Bernie shifts the Overton Window even more to the left, with policy ideas that seem “radical” on the surface, but are actually well-supported by national polling. He wants to raise the minimum wage to $15, make all public universities tuition-free, create Medicare for all, and pass sweeping reforms to Wall Street. During his years as a President, he may not achieve all of these policies, but making them a priority during his campaign has shifted the national discourse, with Hillary and even some Republicans echoing some of Sanders’s ideas.
Above all else, Sanders is the most secular presidential candidate this election cycle, which is refreshing for a secular voter like myself. He even went so far as not answering whether he believed in a god on Jimmy Kimmel’s show last fall. Instead of parading around some useless piety or quoting religious scripture, Sanders (who is a secular Jew) said:
What I believe in and what my spirituality is about is that we’re all in this together. It is not a good thing to believe that as human beings we can turn our backs on the suffering of other people…We cannot worship billionaires and the making of more and more money. Life is more than that.
This eloquent, yet direct statement sums up Sanders in a nutshell: a dedication to economic fairness, solidarity with the underclass, and compassion for all people.

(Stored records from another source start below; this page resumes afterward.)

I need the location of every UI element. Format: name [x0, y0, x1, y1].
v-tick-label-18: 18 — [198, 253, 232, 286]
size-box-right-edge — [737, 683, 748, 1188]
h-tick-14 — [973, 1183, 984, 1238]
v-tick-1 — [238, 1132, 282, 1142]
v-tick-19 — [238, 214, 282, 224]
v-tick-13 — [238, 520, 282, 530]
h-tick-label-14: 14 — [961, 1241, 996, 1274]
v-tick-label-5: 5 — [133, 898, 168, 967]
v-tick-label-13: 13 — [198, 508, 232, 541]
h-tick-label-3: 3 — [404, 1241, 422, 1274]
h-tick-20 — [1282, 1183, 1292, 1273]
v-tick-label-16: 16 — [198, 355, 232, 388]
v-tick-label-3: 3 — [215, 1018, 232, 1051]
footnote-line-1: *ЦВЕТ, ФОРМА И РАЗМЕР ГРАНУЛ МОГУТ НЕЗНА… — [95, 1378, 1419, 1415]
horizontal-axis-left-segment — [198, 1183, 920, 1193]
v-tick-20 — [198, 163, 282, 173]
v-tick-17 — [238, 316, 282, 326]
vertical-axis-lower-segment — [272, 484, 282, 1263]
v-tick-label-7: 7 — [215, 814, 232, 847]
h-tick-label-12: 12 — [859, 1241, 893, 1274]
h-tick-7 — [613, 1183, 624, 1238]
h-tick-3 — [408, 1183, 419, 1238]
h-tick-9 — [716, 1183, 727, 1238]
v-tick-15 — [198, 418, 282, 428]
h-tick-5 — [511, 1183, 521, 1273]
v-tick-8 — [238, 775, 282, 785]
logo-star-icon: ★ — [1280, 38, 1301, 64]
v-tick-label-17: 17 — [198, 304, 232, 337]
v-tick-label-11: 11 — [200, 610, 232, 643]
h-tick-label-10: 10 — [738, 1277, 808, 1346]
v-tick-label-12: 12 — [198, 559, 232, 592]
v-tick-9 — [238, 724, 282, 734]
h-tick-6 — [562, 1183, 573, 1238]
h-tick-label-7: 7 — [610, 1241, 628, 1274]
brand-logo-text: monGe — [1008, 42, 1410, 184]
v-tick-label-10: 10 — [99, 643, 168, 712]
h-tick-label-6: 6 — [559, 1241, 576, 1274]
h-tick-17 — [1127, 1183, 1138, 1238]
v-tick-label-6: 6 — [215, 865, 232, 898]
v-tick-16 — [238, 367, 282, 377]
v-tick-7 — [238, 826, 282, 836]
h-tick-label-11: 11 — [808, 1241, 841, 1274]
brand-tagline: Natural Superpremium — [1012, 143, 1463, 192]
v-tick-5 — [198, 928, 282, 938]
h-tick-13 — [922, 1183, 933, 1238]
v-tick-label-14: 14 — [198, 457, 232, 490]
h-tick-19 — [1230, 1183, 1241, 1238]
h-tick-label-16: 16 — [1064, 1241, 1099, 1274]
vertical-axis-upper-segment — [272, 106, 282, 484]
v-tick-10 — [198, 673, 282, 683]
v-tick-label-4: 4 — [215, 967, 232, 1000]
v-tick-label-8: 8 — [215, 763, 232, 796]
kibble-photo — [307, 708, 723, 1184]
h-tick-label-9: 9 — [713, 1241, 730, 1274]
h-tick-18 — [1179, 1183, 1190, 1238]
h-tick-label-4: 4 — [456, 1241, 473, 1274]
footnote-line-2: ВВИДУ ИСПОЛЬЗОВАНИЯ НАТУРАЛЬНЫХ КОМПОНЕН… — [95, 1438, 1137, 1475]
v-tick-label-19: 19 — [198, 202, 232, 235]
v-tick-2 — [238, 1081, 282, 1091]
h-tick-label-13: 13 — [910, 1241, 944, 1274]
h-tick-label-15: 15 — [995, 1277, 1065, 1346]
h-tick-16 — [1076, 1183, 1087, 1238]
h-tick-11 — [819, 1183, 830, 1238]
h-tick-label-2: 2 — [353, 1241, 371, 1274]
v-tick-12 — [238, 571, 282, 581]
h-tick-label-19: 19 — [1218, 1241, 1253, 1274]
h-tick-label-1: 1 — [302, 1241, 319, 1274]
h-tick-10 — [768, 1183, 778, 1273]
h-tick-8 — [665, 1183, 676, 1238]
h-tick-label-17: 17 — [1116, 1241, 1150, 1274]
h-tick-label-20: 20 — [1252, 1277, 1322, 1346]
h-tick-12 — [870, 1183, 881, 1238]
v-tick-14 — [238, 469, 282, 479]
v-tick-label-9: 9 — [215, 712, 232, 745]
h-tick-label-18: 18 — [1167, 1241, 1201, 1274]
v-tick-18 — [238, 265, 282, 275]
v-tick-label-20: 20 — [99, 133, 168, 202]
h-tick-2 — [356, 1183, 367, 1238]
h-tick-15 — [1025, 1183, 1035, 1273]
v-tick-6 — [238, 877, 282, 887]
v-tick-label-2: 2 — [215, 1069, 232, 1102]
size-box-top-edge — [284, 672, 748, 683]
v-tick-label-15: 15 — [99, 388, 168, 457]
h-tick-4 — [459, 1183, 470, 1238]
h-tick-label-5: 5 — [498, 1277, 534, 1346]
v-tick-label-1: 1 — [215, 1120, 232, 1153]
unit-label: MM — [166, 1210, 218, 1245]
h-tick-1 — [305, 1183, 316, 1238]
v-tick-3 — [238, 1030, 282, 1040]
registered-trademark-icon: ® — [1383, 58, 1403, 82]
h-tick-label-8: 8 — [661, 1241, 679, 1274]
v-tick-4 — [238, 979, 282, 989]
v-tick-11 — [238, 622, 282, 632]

These qualities bring out the best in someone, especially someone running for the highest office in the land.
I voted for the first time in 2008, and my first vote for a president went to Barack Obama. I knew how important that vote, and his election, was for the country. It was nice to vote for someone who I actually believed in, rather than the dreaded “lesser of two evils.” Sanders’s candidacy gives me, as a voter and a liberal, the same inspiration and hope that Obama’s did in 2008, sometimes more so. His candidacy and hopeful election only underscores the success of the Obama era and a commitment to build on his legacy. Clinton does not inspire that in me, and the Republicans certainly don’t either. As such, it’s time that the United States elect Sanders for the Democratic Nomination and the Presidency, and if you think that a socialist can’t be President, just remember 1932 and Franklin Delano Roosevelt.